Apr 15, 2020 - Health

Chinese officials lost 6 key days in issuing public coronavirus warning

Chinese President Xi Jinping talking to scientists.

Chinese President Xi Jinping speaks with scientists in Beijing in March. Photo: Yan Yan/Xinhua via Getty Images

The Chinese government failed to warn the public for days about the seriousness of the coronavirus outbreak in Wuhan after officials secretly concluded on Jan. 14 that they likely were facing a pandemic, according to documents reviewed by the AP.

Why it matters: Chinese President Xi Jinping finally warned the public on Jan. 20, but millions of people had already begun traveling across the country to attend Lunar New Year celebrations.

  • It took the first case outside China, in Thailand on Jan. 13, to galvanize officials in Beijing to begin to launch a nationwide effort to distribute test kits, ease the criteria for confirming cases and order health officials to screen patients.
  • A Jan. 14 memo recognized that "clustered cases suggest that human-to-human transmission is possible."
  • The following six days until Xi's public warning came on top of an almost two-week period in which China's Center for Disease Control did not register any cases from local officials — even though hundreds of patients were appearing in hospitals across the country.

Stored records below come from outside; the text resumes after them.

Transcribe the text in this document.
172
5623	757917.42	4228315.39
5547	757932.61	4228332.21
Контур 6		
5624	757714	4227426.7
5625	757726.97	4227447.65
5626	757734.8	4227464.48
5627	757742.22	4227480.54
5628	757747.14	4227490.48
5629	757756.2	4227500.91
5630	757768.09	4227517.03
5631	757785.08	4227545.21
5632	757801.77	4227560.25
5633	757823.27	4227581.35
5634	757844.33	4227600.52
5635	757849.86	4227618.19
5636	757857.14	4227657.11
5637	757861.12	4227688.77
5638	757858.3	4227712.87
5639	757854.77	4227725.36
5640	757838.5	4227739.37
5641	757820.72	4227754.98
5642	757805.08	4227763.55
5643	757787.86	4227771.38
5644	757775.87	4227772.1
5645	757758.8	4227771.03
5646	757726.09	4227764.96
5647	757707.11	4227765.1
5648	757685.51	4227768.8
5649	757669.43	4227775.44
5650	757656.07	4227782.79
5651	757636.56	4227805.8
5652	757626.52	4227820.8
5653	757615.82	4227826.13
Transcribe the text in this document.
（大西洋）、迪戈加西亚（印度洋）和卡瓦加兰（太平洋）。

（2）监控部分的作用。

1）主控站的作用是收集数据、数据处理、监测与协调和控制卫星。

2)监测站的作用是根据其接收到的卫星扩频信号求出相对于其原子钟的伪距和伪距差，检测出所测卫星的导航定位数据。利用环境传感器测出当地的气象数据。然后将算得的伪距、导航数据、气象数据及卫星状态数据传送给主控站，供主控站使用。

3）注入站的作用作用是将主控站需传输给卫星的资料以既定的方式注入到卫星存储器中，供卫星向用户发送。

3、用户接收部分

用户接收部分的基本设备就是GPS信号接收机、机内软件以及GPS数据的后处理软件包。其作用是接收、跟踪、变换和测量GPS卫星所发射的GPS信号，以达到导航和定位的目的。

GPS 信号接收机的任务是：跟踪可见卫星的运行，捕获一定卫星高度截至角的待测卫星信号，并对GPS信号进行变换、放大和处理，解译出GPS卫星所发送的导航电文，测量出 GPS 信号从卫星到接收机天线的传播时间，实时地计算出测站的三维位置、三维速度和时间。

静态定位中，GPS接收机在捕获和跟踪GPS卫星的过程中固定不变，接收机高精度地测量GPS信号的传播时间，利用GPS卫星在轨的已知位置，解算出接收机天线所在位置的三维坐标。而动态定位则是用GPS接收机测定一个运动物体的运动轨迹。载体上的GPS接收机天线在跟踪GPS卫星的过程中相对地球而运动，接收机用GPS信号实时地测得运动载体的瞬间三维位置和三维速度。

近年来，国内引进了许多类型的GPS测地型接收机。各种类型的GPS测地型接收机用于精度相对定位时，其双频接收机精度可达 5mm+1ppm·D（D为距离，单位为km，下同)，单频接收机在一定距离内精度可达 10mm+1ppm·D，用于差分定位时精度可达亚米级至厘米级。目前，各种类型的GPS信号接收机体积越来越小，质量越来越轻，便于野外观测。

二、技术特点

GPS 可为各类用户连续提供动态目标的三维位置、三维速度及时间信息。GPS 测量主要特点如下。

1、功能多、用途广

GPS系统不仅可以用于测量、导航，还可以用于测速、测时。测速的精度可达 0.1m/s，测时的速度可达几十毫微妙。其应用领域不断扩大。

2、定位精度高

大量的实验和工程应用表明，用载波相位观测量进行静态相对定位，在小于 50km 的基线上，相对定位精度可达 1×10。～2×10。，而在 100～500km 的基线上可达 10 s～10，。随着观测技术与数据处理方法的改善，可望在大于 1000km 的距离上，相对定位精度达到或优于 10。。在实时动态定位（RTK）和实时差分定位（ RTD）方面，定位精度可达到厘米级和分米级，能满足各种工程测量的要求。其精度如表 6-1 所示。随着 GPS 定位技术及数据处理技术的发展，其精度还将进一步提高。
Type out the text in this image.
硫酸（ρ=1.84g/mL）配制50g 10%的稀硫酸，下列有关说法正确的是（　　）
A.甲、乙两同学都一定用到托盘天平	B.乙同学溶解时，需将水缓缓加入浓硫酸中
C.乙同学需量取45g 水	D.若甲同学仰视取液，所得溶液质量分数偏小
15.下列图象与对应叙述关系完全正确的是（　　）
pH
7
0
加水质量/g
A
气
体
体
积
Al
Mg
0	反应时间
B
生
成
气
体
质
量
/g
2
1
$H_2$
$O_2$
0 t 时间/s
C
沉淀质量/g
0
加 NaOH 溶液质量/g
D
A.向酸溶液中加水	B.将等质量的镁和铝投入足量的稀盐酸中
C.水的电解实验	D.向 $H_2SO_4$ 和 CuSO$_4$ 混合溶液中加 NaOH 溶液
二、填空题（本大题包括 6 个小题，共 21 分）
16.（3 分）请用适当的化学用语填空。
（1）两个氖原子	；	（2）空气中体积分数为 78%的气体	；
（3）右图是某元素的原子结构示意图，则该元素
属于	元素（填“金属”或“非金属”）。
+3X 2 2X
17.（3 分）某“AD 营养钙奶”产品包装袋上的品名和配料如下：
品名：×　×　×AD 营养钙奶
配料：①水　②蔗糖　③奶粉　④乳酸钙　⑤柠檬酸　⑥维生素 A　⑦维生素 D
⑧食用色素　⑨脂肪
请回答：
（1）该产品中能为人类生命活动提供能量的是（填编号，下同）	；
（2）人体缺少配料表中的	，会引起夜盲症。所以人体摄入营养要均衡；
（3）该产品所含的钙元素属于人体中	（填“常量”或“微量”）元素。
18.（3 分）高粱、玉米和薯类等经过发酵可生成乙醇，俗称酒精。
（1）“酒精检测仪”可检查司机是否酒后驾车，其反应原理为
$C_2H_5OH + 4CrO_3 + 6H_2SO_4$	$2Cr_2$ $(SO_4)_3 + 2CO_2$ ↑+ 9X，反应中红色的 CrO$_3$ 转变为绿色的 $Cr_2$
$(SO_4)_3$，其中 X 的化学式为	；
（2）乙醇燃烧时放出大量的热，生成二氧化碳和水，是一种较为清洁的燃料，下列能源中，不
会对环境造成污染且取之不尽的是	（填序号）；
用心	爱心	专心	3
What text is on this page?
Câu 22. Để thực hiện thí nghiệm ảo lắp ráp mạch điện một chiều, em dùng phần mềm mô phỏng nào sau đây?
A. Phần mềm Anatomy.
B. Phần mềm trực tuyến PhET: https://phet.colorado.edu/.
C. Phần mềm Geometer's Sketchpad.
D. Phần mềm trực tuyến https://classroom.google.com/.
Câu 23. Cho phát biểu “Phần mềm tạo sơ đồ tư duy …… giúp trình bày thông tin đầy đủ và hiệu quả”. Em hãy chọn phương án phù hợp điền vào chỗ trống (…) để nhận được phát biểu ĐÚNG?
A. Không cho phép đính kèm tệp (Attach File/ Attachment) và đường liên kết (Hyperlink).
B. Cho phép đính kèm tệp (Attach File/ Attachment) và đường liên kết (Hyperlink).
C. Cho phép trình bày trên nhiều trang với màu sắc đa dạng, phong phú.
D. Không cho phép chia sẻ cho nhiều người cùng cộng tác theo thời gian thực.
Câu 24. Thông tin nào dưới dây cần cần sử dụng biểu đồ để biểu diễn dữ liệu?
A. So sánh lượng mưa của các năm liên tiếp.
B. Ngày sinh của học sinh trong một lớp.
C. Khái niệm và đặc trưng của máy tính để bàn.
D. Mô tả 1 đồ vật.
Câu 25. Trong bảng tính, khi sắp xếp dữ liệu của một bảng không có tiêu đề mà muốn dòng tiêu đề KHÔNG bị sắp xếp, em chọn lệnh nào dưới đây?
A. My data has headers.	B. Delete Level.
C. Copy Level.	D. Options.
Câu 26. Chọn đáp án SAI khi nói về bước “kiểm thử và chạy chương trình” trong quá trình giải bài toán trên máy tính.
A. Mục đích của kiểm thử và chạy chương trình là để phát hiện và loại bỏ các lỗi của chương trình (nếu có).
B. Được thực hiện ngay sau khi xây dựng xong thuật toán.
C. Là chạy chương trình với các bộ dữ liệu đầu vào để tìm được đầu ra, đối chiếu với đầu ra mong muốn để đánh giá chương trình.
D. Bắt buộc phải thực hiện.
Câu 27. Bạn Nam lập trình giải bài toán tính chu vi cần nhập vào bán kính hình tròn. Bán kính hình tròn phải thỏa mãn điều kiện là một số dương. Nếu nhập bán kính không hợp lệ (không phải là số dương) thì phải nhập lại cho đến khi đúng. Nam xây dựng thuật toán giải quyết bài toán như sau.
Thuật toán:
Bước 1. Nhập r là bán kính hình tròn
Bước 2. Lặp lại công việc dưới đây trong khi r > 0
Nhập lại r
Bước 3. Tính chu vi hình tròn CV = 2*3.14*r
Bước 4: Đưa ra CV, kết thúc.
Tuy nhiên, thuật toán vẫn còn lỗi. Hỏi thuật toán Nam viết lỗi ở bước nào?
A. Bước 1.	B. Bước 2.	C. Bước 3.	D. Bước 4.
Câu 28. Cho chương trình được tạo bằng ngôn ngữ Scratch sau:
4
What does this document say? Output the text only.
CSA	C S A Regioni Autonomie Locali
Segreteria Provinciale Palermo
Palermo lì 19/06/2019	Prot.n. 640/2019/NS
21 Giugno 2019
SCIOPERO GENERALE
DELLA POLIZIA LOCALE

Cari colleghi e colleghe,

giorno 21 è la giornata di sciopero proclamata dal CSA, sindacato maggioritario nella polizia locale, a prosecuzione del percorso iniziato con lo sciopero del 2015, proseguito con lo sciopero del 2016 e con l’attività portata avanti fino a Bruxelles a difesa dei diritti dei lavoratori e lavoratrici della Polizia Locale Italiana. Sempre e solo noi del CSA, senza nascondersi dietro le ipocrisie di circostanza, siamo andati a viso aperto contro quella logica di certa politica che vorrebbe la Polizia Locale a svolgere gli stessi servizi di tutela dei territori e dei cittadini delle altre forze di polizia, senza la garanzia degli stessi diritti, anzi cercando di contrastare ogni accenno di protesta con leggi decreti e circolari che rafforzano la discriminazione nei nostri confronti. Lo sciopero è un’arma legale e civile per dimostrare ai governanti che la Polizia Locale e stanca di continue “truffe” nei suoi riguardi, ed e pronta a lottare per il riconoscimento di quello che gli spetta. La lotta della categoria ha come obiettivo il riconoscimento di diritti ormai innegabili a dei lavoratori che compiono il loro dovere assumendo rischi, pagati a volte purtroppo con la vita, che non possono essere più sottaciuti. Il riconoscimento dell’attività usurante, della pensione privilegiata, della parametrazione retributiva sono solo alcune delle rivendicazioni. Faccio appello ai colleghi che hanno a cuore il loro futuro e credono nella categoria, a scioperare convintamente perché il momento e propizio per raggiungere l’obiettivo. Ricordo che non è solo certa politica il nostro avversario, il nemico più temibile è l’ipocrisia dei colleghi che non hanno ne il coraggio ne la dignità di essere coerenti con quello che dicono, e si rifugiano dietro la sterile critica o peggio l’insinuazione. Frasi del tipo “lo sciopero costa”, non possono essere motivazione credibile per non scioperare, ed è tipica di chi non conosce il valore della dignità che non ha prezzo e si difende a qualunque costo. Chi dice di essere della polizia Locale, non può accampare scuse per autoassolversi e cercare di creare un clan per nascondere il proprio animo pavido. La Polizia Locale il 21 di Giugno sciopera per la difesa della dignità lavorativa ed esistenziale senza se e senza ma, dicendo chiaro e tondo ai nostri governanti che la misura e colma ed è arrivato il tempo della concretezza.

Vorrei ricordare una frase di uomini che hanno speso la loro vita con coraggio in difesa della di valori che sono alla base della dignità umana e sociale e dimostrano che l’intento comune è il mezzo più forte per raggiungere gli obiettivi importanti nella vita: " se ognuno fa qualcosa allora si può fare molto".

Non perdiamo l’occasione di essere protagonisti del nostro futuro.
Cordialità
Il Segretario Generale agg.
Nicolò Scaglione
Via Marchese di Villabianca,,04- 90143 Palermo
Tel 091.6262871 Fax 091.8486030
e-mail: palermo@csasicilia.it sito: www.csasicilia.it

What they're saying: "This is tremendous," Zuo-Feng Zhang, an epidemiologist at UCLA, told the AP. "If they took action six days earlier, there would have been much fewer patients and medical facilities would have been sufficient. We might have avoided the collapse of Wuhan’s medical system."

  • "Allegations of a cover-up or lack of transparency in China are groundless," said foreign ministry spokesman Zhao Lijian at a press conference last week.